- Born: Stephanie Jean Umoh January 9, 1986 (age 40) Lewisville, Texas, United States
- Education: Boston Conservatory (BFA)
- Occupation: Actress
- Years active: Since 2009

= Stephanie Umoh =

American stage actress (born 1986)

Stephanie Jean Umoh (born January 9, 1986) is an American stage actress.

She currently stars as Angelica Schuyler in Hamilton on Broadway. She played the role of Sarah in the 2009 Broadway theatre revival of the musical Ragtime which performed from November 15, 2009, to January 10, 2010.

==Early life, education and early career==
Umoh was born in Lewisville, Texas, where she attended the Lewisville High School, graduating in 2004.

She then attended The Boston Conservatory in Boston, Massachusetts, where she received a Bachelor of Fine Arts in musical theatre.

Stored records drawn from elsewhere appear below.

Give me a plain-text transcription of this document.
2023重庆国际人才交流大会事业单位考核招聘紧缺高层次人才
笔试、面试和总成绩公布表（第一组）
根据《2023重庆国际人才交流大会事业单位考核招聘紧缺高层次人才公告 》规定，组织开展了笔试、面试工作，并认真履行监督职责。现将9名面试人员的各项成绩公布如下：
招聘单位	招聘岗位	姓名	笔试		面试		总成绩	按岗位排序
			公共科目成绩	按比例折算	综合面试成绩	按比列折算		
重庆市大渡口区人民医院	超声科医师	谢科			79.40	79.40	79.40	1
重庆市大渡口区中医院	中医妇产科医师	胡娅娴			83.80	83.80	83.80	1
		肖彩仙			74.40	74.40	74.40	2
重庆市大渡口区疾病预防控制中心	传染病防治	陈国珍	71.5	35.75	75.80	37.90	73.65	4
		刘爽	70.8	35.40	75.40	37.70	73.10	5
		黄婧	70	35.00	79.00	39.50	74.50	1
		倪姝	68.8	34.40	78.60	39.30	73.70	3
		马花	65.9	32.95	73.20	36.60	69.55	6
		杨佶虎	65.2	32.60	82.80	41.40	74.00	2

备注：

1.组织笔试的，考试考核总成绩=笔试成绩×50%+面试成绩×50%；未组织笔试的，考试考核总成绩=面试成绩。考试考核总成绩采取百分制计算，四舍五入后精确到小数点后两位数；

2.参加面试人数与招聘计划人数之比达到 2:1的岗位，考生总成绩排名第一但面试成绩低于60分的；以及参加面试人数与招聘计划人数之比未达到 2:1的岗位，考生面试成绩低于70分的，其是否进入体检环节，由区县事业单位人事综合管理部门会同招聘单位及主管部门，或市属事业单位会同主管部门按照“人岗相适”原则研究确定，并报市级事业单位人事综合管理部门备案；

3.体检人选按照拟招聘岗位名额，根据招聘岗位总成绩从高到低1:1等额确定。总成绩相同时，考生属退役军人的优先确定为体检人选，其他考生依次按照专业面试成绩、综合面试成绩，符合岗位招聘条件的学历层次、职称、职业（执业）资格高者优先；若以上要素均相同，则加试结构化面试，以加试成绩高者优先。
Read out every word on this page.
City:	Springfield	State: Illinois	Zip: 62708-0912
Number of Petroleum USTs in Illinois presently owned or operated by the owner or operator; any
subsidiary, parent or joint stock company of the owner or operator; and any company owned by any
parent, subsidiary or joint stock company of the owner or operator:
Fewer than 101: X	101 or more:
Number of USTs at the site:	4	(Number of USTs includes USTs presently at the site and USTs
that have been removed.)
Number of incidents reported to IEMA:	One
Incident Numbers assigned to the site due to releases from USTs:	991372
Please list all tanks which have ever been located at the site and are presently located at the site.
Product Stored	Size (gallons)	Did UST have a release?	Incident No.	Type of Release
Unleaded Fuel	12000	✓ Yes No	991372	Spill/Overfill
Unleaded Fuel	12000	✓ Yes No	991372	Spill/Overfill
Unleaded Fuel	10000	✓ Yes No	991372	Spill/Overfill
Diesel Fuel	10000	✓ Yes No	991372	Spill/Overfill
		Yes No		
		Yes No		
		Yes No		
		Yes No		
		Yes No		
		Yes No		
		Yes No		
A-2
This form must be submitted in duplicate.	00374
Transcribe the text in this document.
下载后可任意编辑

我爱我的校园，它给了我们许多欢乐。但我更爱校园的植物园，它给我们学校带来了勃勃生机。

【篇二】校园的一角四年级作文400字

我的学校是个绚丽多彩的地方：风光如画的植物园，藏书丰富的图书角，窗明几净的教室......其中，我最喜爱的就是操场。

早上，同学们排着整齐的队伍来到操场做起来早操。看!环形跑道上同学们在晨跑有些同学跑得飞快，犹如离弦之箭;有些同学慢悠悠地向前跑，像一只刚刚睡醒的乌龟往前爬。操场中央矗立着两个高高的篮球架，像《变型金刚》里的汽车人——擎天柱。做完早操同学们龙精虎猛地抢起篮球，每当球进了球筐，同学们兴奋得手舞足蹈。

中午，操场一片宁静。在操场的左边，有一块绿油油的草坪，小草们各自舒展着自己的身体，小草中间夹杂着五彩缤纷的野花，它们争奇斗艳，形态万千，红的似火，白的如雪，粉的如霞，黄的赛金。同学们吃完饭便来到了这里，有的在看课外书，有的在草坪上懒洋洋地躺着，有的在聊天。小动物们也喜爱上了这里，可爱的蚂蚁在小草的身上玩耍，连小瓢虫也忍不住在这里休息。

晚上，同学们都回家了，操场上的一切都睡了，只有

She studied with Merril Shea, a voice teacher, with her senior emphasis in acting.

While a student at conservatory Umoh appeared in productions of The Violet Hour (play), as Jesse; Into the Woods (musical), as Cinderella; and The Life (musical), as Queen. She also appeared as Serena in the workshop production of Lucky Duck directed by book and lyrics writer Bill Russell.

==Career==
While still a student she appeared in U.S. regional-theater professional productions of Zanna, Don't! (musical), as Kate, and The Bubbly Black Girl Sheds Her Chameleon Skin, as Viveca (Bubbly), both at the Speakeasy Stage Company in Boston.

Umoh also appeared as Sarah in Ragtime at the New Repertory Theatre in Watertown, Massachusetts. For this performance she was nominated for an Elliot Norton Award and an IRNE Award. She would ultimately revive her role on Broadway.

She has appeared Off Broadway in the Roundabout Theatre Company's workshop production of The Tin Pan Alley Rag, as Freedie/Treemonisha. She has also participated in theatrical readings of Luck!, at the York Theatre, and Time After Time. She played Mona in Hunter Foster's theatrical adaption of the 1967 film Bonnie and Clyde at the Westside Theatre.

Her additional regional theater credits include Hair at the Connecticut Repertory Theatre and Johnny Baseball at the American Repertory Theater.